I think the question about the opportunity cost of space monies is in itself worthwhile, because it asks us to surrender something we hold dear. If we're just nodding our heads in agreement about a topic this place loses the charm of Bakker's own gadfly nature.

The very fact Tyson's argument relies on an appeal to our dreams shows how silly materialists can be even after they renounce/denounce the dualists. What makes him so confident the upcoming generations' neuronal wiring that controls inspiration will stimulated by pictures from space?

My proposal for an interdisciplinary game development education program seems like a far more reliable investment.

Heck, I'd love for private money to go into space exploration, but from the standpoint of being loyal to the investor - in this case the public - I can't help but feel like NASA's space exploration research isn't going to benefit the tax payer.

I suppose the caveat is the need to leave Earth behind, but that only further suggests shifting the funds toward green tech research.

1005
I've just fully encapsulated your arguments into 10 second clips. No need to get depressed. Maybe eventually you can have an idea that isn't so reducible.  ;)

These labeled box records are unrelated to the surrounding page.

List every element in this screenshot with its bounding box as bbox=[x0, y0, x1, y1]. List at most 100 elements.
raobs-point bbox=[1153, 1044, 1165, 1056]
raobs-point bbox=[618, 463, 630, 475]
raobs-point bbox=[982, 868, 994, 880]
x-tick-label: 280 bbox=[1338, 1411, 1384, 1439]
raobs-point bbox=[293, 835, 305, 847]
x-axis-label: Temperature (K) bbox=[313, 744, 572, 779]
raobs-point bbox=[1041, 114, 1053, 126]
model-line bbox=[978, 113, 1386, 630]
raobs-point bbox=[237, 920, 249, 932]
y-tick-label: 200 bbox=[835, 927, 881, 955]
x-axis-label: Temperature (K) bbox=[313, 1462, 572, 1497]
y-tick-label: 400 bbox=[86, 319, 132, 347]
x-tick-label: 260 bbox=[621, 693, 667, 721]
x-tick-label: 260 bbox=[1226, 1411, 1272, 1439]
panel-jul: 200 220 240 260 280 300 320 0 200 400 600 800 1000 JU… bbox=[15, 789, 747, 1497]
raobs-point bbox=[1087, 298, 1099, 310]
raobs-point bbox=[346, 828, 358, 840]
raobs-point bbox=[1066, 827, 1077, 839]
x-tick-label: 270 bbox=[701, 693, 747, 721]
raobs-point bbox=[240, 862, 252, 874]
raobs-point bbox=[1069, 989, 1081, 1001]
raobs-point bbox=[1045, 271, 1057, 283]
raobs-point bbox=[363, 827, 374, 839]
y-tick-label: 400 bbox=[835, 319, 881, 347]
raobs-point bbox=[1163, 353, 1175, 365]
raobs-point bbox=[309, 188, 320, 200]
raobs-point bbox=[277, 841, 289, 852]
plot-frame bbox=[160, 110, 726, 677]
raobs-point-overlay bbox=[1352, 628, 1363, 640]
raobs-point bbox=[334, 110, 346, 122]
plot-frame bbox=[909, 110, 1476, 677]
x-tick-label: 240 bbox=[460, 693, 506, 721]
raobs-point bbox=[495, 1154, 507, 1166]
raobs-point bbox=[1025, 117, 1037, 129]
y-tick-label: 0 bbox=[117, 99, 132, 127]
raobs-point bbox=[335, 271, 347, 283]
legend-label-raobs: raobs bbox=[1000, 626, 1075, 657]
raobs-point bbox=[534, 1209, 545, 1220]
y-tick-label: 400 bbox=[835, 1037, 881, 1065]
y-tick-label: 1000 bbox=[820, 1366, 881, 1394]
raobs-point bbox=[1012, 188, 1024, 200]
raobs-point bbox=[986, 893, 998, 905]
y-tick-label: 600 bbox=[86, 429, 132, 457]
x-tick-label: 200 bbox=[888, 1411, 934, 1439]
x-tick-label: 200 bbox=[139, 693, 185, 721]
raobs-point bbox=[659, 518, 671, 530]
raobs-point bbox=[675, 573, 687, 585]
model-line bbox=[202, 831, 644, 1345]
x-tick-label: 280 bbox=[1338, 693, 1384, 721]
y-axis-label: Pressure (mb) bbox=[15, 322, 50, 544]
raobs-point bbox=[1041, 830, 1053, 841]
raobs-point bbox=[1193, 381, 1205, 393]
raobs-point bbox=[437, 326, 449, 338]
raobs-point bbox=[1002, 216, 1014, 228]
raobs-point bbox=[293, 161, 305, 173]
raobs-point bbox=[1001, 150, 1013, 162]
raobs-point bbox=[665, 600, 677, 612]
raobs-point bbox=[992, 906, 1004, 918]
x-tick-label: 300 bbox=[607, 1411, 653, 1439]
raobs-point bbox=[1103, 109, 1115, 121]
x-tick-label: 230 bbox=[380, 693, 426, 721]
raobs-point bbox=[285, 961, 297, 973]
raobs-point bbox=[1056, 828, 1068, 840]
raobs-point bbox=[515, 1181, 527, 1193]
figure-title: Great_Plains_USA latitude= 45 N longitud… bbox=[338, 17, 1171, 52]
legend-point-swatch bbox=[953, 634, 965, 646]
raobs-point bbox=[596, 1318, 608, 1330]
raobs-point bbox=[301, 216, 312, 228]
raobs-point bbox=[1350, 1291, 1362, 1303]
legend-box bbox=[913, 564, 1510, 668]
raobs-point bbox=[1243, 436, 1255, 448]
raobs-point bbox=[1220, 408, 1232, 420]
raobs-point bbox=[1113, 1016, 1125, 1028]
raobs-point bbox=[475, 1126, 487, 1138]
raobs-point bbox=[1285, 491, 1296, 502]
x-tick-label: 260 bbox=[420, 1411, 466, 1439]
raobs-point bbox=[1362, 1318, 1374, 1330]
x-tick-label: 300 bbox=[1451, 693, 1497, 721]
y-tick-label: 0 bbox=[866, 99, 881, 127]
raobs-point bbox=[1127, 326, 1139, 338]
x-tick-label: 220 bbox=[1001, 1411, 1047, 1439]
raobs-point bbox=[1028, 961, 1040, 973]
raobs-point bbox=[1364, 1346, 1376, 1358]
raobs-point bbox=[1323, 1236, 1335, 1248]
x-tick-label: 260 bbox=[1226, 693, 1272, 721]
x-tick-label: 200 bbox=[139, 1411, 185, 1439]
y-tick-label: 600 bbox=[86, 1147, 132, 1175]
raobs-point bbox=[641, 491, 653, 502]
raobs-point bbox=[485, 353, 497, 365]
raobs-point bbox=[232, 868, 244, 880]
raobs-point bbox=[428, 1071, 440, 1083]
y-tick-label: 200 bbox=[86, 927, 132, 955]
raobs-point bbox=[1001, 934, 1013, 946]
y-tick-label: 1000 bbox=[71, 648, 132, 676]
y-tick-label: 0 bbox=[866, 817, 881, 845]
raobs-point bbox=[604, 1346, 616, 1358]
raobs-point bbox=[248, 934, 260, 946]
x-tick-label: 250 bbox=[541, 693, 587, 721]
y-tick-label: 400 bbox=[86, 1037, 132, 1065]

I don't think you've encapsulated my arguments so much as tried to reduce the moral question to a caricature you can use to rationalize your arguments as having addressed what I previously qualified as X.

Alternatively, part of me thinks a rebuttal to everything you've said can be captured by "Whitey on the Moon", but I'll do you the courtesy of formalizing my thoughts.  ;)

So:

Perhaps you just didn't understand my point, or maybe you can't see how weak your arguments are from an investor standpoint. (Except for the asteroid detection.)

As someone who's done grant writing for living, I can tell you that trying to procure government funds by making promises about beneficial side effects rather than addressing the benefits of the actual project is very unlikely to be successful.

How do you even measure the benefits, or try to produce a reliable strategy for return on investment?

So far your argument seems to hinge on past technologies born of the space program that turned out to be helpful to society at large, though a lot of that seems incidental to the original purpose.

After a point that's just luck then right, and if your argument relies so much side effects then it seems to me you are already agreeing research into space exploration is largely worthless to the public at large if those benefits don't manifest.

As for the idea the Tyson's Star Trek wish fulfillment fantasy justifies the expenditure because it is interdisciplinary, I think green technologies can also bring in multiple disciplines but also benefit far more people in a more immediate fashion.

Heck, I was reading about the innovations in computer science that game production brought about. I'm guessing using NASA's budget to fund some education program relating to game development would inspire far more kids at the apparently critical early age in a far more reliable manner than pictures of rockets and planets.

Or just use the money for research in terrestrial fields. But space monies seems like one of the lowest ranking options compared to so many other things.